Вот он лежит, повернув к ней худое, костлявое, небритое лицо, слегка улыбающееся, довольное. Пожалуй, он чувствует себя здесь счастливее, чем в Германии; здесь меньше суетни, больше времени для настоящей работы, для музыки. Она понимает это прекрасно, она верит в его музыку и убеждена, что нужно делать то, к чему ты призван, пусть это материально и не оправдывается. Но все же какая обида, что этот талантливый человек, ее Зепп, по-видимому, обречен теперь работать впустую. В Германии он имел успех даже среди широкой публики; его «Оды Горация» исполнялись во всех концертных залах. Там резко нападали на «большевика от культуры», но у него было несколько фанатичных почитателей, в их числе и очень влиятельные люди, например дирижер Риман. В Германии «Персы» пошли бы в отличном исполнении, возможно в Филармонии. А тут радуйся, если выгорит эта сомнительная радиопередача.
Ей нравится его равнодушие к перемене их положения, но оно не совсем ей понятно. Может быть, все дело в том, что Зепп уже в детстве и юности познал нужду, тогда как она росла легко и привольно. Когда она говорит, что они скатились вниз, он ласково слушает ее, как взрослый ребенка. Неужели он не находит ничего унизительного в том, что он, Зепп Траутвейн, вынужден за ничтожную плату вдалбливать слушателям Парижской музыкальной академии правильное немецкое произношение в вокальных партиях с немецким текстом? И что ему приходится считать благодеянием, если маленькая эмигрантская газетка «Парижские новости» заказывает ему статьи, за которые платит по несколько франков?
Все было бы легче, если бы она могла по крайней мере по-прежнему приобщаться к его работе, к его музыкальному творчеству. В Германии он играл ей свои вещи, обсуждал с ней все мельчайшие детали, и хотя у нее нет достаточной подготовки, чтобы все понять, чутье-то у нее есть, она улавливает, чего он добивается, и, конечно, не из простой влюбленности он сотни раз уверял ее, что она его музыкальная совесть. Не всегда критика сходила ей с рук. Он и сам взыскателен к себе, но порою, когда она уж очень допекала его и все выражала недовольство, все придиралась, уверяя, что надо еще доделать то или другое, – так было, например, с «Четырнадцатой одой Горация», – он приходил в бешенство и отчаянно бранился. Но под конец он почти всегда вновь брался, ворча, за работу, и оказывалось, что не напрасно. Хорошие это были часы, когда они работали вместе, испытывая чувство нераздельной близости. Теперь же, вместо того чтобы участвовать в его работе, ей приходится каждый день за ничтожные гроши изводиться у доктора Вольгемута, уговаривать противных, сварливых пациентов, помогать Вольгемуту, осматривать рты с гнилыми зубами, ковыряться в них, и все это с любезной улыбкой.

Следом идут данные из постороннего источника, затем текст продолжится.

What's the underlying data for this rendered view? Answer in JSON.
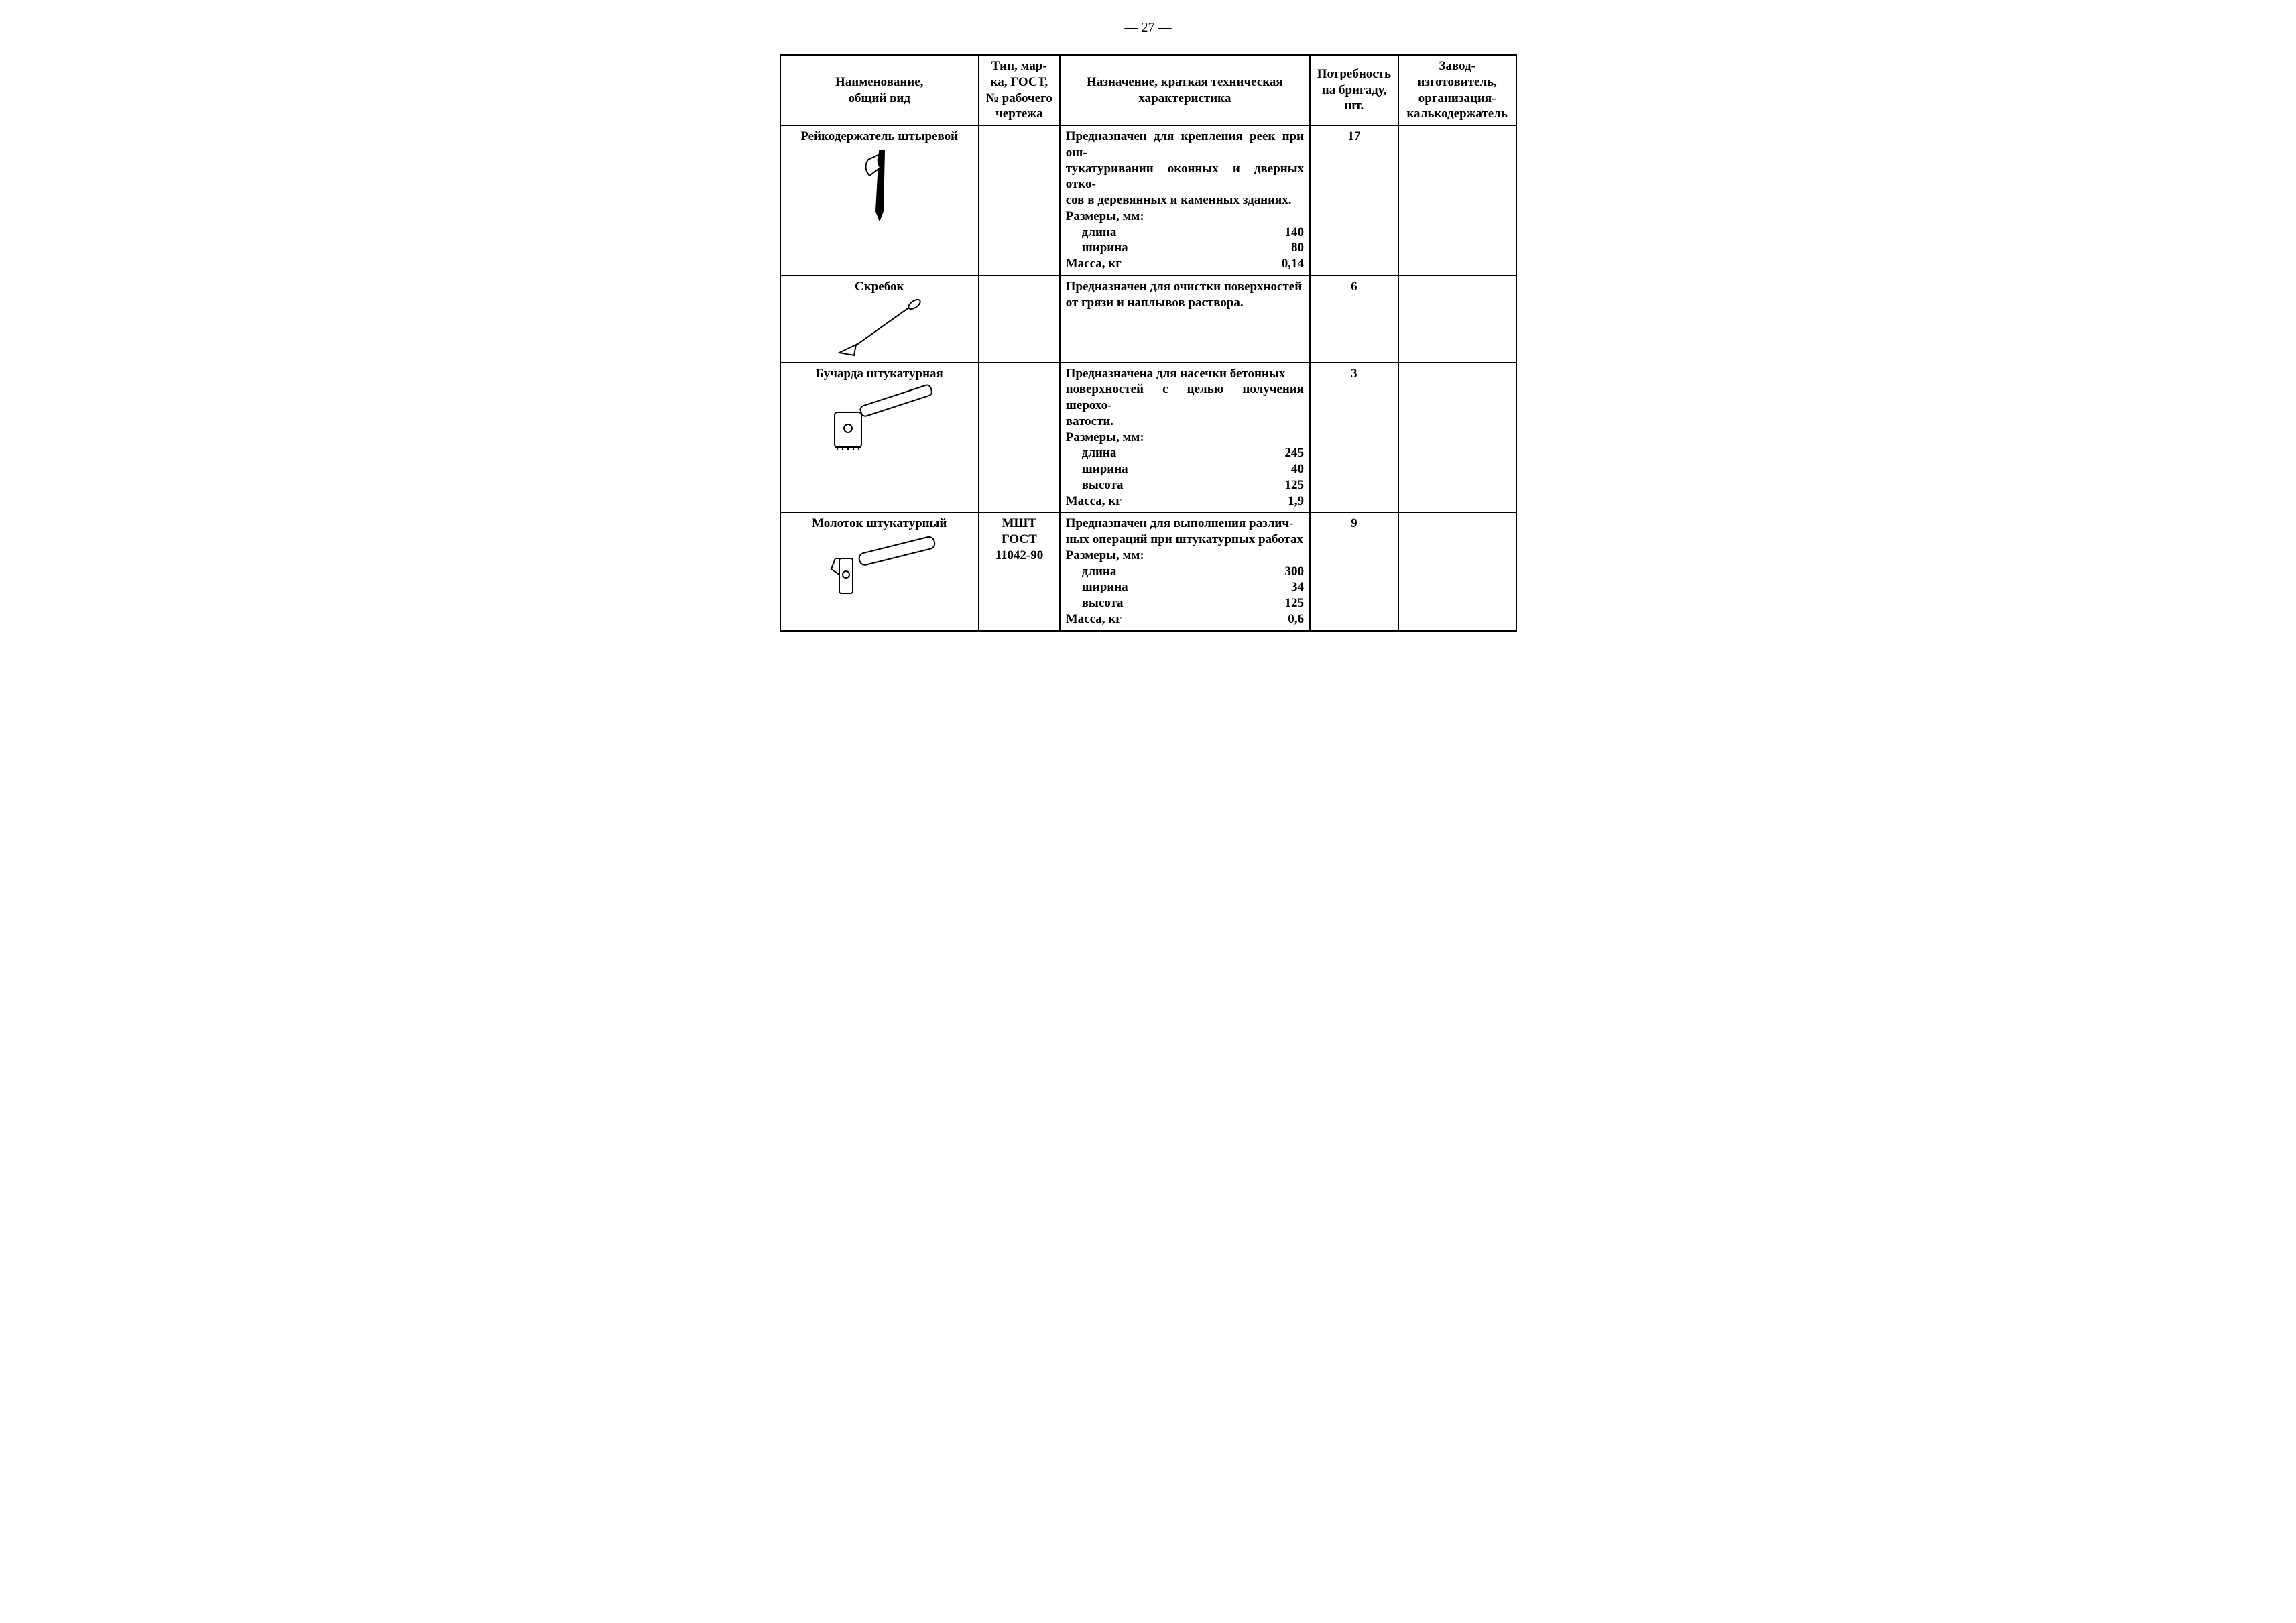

Она считает себя человеком спокойного нрава, но ей непонятно, как может Зепп так невозмутимо мириться с этой жизнью.
В соседней комнате просыпается сын. Анна, раз уж она не спит, могла бы, собственно, тоже встать. Но к Перейро надо прийти свежей, а если не позволишь себе иногда полежать подольше в постели, через два года превратишься в старуху. Нет, лучше уж полежать.
Она слышит, как мальчик – она так же упорно называет Ганса мальчиком, как Зепп называет его мальчуганом, – плещется в маленькой ванной, умывается. Он, конечно, наденет трусы, все его приятели в лицее считают шиком носить трусы, но лучше было бы, если бы он пренебрег этим шиком и надел кальсоны, чтоб не простудиться. Однако она подавляет в себе желание сказать об этом Гансу. Он мальчик разумный, но только станешь его в чем-нибудь убеждать, как он упрется – и ни с места.